Have you ever watched the 2001 miniseries Band of Brothers? If you haven't, I seriously suggest you give it a go. While modern TV shows can be well made and even addictive (like Westworld, ahem), BoB has some quite interesting points about living and how to go about it. Psychologically.
The show, depicting true events as accurately as possible, is about a group of soldiers who form the Easy Company. They are trained to be parashooters in the US and then shipped to Britain to take part in the invasion of Normandy in June 1944. Sometimes they take part in military operations like seizing enemy cannons or taking hostages, sometimes they engage in battle, and sometimes they just move from one place to another.

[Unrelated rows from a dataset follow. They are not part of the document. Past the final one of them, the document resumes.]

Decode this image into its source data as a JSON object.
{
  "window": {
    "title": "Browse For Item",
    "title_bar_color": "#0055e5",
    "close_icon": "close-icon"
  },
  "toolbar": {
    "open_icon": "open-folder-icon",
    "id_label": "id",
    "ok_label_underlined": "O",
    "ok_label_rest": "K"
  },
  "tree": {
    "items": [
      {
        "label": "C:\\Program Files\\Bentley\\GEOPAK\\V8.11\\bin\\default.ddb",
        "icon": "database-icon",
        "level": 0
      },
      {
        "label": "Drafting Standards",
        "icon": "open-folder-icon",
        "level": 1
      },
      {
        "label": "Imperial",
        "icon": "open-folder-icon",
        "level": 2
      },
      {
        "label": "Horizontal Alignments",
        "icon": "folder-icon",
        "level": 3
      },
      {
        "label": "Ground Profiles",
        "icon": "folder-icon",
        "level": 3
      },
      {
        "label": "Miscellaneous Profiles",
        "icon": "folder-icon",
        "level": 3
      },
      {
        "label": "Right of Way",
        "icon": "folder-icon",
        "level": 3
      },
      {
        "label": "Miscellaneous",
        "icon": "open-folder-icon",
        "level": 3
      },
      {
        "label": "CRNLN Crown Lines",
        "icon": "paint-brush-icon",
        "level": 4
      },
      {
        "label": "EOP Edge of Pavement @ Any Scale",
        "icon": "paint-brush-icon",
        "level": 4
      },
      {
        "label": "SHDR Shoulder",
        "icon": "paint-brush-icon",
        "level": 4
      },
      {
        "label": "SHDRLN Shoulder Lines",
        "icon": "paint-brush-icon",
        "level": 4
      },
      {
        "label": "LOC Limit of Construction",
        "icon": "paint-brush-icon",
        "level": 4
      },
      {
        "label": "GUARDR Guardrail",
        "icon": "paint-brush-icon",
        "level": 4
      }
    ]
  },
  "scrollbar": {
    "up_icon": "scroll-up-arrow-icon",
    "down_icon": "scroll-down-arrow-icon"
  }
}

And then, at winter, they sit in foxholes in a forest to hold the line, while enemy artillery crashes everything around them, trying to force them to move.
This is an important point in the series. These men have had hell in their hands, if not from the training camp then from the moment they landed in France. They've seen their friends die. They've been injured (mostly in the butt) and hungry and cold. People could go insane for a lot less. And now, they cannot do anything except sit in the foxholes and hold the line. They don't have the manpower or the winter clothing or the artillery to move forward. All they can do is sit tight.
You can say that when the going gets tough, the tough get going, but if there's no way forward, at least for the time being, just sit tight and wait it out. Don't back out. Just sit tight. That's all you need to do for now.
Soon enough, some variable changes, be it the enemy armament or your own or some environmental factor. And you can go forward again. (Like today when I tried making DIY almond butter. Nothing substantial happened in the first 10 minutes, it was just flour and aggregate. Then, at the 11 minute mark, it had turned butter. How about that.)
RK
P.S. BoB is also great fun for spotting actors who went on to make a career after the show.